In [1]:
from pyspark.sql import DataFrame, SparkSession, Window, functions as F

In [2]:
from pyspark.sql.types import (
    IntegerType,
    StringType,
    StructField,
    StructType,
    TimestampType,
)

In [3]:
from datetime import datetime

In [4]:
spark = SparkSession.builder.getOrCreate()

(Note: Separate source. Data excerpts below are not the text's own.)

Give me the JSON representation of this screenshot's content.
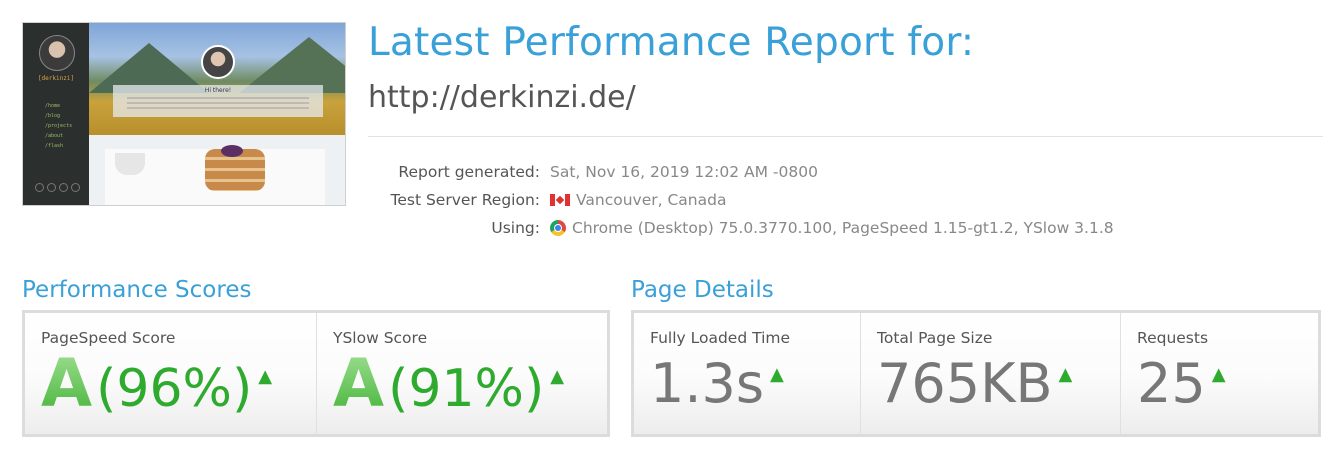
{
  "header": {
    "title": "Latest Performance Report for:",
    "url": "http://derkinzi.de/"
  },
  "thumbnail": {
    "brand": "[derkinzi]",
    "nav": [
      "/home",
      "/blog",
      "/projects",
      "/about",
      "/flash"
    ],
    "greeting": "Hi there!"
  },
  "meta": [
    {
      "label": "Report generated:",
      "value": "Sat, Nov 16, 2019 12:02 AM -0800",
      "icon": "none"
    },
    {
      "label": "Test Server Region:",
      "value": "Vancouver, Canada",
      "icon": "canada-flag"
    },
    {
      "label": "Using:",
      "value": "Chrome (Desktop) 75.0.3770.100, PageSpeed 1.15-gt1.2, YSlow 3.1.8",
      "icon": "chrome"
    }
  ],
  "performance": {
    "title": "Performance Scores",
    "scores": [
      {
        "label": "PageSpeed Score",
        "grade": "A",
        "percent": "(96%)"
      },
      {
        "label": "YSlow Score",
        "grade": "A",
        "percent": "(91%)"
      }
    ]
  },
  "details": {
    "title": "Page Details",
    "items": [
      {
        "label": "Fully Loaded Time",
        "value": "1.3s"
      },
      {
        "label": "Total Page Size",
        "value": "765KB"
      },
      {
        "label": "Requests",
        "value": "25"
      }
    ]
  },
  "colors": {
    "accent": "#3aa0d8",
    "grade_green": "#2eaa2e",
    "value_gray": "#777777"
  }
}
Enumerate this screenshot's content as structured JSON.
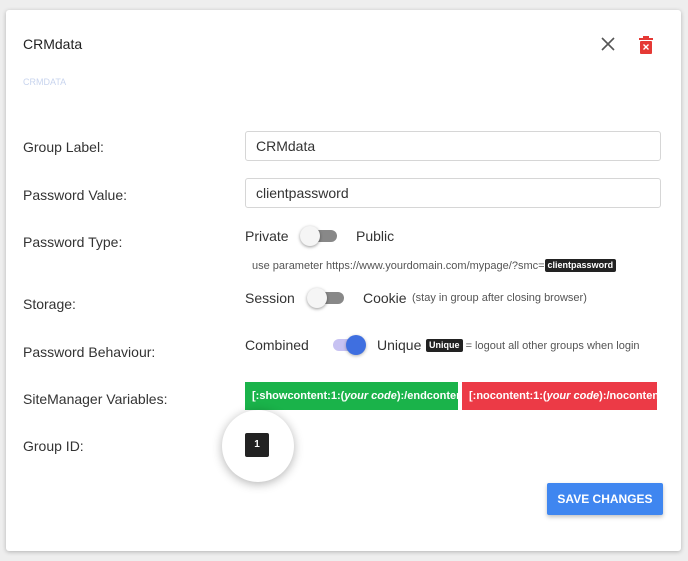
{
  "dialog": {
    "title": "CRMdata",
    "faint_text": "CRMDATA"
  },
  "group_label": {
    "label": "Group Label:",
    "value": "CRMdata"
  },
  "password_value": {
    "label": "Password Value:",
    "value": "clientpassword"
  },
  "password_type": {
    "label": "Password Type:",
    "option_left": "Private",
    "option_right": "Public",
    "state": "Private",
    "hint_prefix": "use parameter https://www.yourdomain.com/mypage/?smc=",
    "hint_tag": "clientpassword"
  },
  "storage": {
    "label": "Storage:",
    "option_left": "Session",
    "option_right": "Cookie",
    "state": "Session",
    "hint": "(stay in group after closing browser)"
  },
  "password_behaviour": {
    "label": "Password Behaviour:",
    "option_left": "Combined",
    "option_right": "Unique",
    "state": "Unique",
    "hint_tag": "Unique",
    "hint": "= logout all other groups when login"
  },
  "sitemanager_variables": {
    "label": "SiteManager Variables:",
    "show": {
      "prefix": "[:showcontent:1:(",
      "italic": "your code",
      "suffix": "):/endcontent:]"
    },
    "no": {
      "prefix": "[:nocontent:1:(",
      "italic": "your code",
      "suffix": "):/nocontent:]"
    }
  },
  "group_id": {
    "label": "Group ID:",
    "value": "1"
  },
  "save_label": "SAVE CHANGES",
  "colors": {
    "green": "#1ab34a",
    "red": "#ec3a46",
    "primary": "#3f86f0",
    "toggle_on": "#3f6fe0"
  }
}
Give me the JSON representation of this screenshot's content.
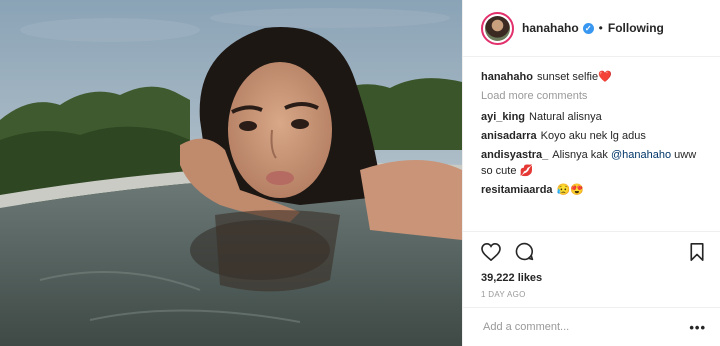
{
  "post": {
    "username": "hanahaho",
    "follow_status": "Following",
    "separator": "•",
    "caption": {
      "user": "hanahaho",
      "text": "sunset selfie",
      "emoji": "❤️"
    },
    "load_more": "Load more comments",
    "comments": [
      {
        "user": "ayi_king",
        "text": "Natural alisnya"
      },
      {
        "user": "anisadarra",
        "text": "Koyo aku nek lg adus"
      },
      {
        "user": "andisyastra_",
        "text_before": "Alisnya kak",
        "mention": "@hanahaho",
        "text_after": "uww so cute 💋"
      },
      {
        "user": "resitamiaarda",
        "text": "😥😍"
      }
    ],
    "likes": "39,222 likes",
    "time": "1 DAY AGO",
    "add_comment_placeholder": "Add a comment...",
    "more_label": "•••"
  },
  "icons": {
    "like": "heart-outline-icon",
    "comment": "speech-bubble-icon",
    "save": "bookmark-icon",
    "verified": "verified-badge-icon"
  },
  "colors": {
    "avatar_ring": "#e1306c",
    "verified": "#3897f0",
    "muted": "#999999",
    "divider": "#efefef"
  }
}
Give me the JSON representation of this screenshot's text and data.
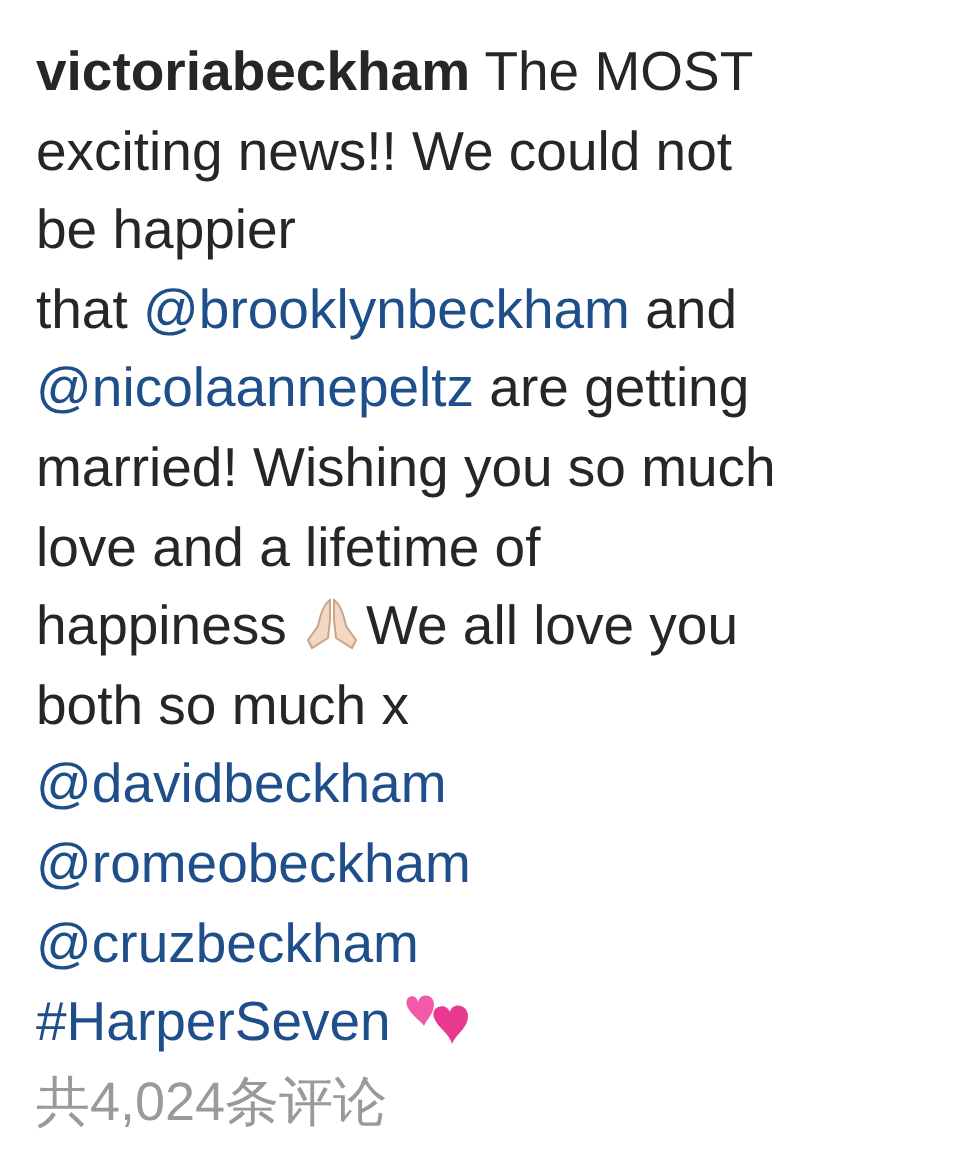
{
  "caption": {
    "lines": [
      [
        {
          "kind": "username",
          "text": "victoriabeckham"
        },
        {
          "kind": "text",
          "text": " The MOST"
        }
      ],
      [
        {
          "kind": "text",
          "text": "exciting news!! We could not"
        }
      ],
      [
        {
          "kind": "text",
          "text": "be happier"
        }
      ],
      [
        {
          "kind": "text",
          "text": "that "
        },
        {
          "kind": "mention",
          "text": "@brooklynbeckham"
        },
        {
          "kind": "text",
          "text": " and"
        }
      ],
      [
        {
          "kind": "mention",
          "text": "@nicolaannepeltz"
        },
        {
          "kind": "text",
          "text": " are getting"
        }
      ],
      [
        {
          "kind": "text",
          "text": "married! Wishing you so much"
        }
      ],
      [
        {
          "kind": "text",
          "text": "love and a lifetime of"
        }
      ],
      [
        {
          "kind": "text",
          "text": "happiness "
        },
        {
          "kind": "pray_icon"
        },
        {
          "kind": "text",
          "text": "We all love you"
        }
      ],
      [
        {
          "kind": "text",
          "text": "both so much x"
        }
      ],
      [
        {
          "kind": "mention",
          "text": "@davidbeckham"
        }
      ],
      [
        {
          "kind": "mention",
          "text": "@romeobeckham"
        }
      ],
      [
        {
          "kind": "mention",
          "text": "@cruzbeckham"
        }
      ],
      [
        {
          "kind": "mention",
          "text": "#HarperSeven"
        },
        {
          "kind": "hearts_icon"
        }
      ]
    ]
  },
  "comments_link": "共4,024条评论"
}
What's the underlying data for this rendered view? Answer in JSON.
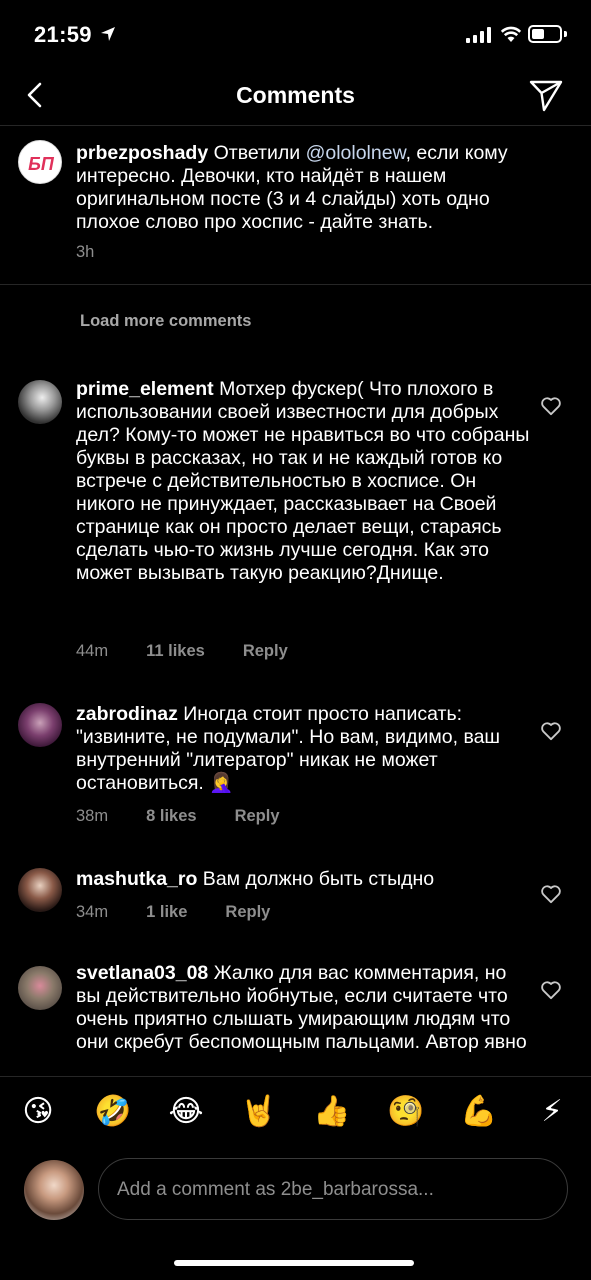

Setting default log level to "WARN".
To adjust logging level use sc.setLogLevel(newLevel). For SparkR, use setLogLevel(newLevel).
24/04/23 09:14:21 WARN NativeCodeLoader: Unable to load native-hadoop library for your platform... using builtin-java classes where applicable


In [5]:
schema = StructType(
        [
            StructField("location", StringType(), True),
            StructField("item_code", IntegerType(), True),
            StructField("colour", StringType(), True),
            StructField("append_timestamp", TimestampType(), True),
        ]
    )

In [6]:
data = [
    ("london", 111111, "yellow", datetime(2024, 1, 1)),
    ("london", 222222, "blue", datetime(2024, 1, 1)),
    ("not london", 222222, "red", datetime(2024, 4, 1)),
    ("not london", 222222, "blue", datetime(2024, 4, 1)),
]

In [7]:
df = spark.createDataFrame(schema=schema, data=data)

In [8]:
df.show()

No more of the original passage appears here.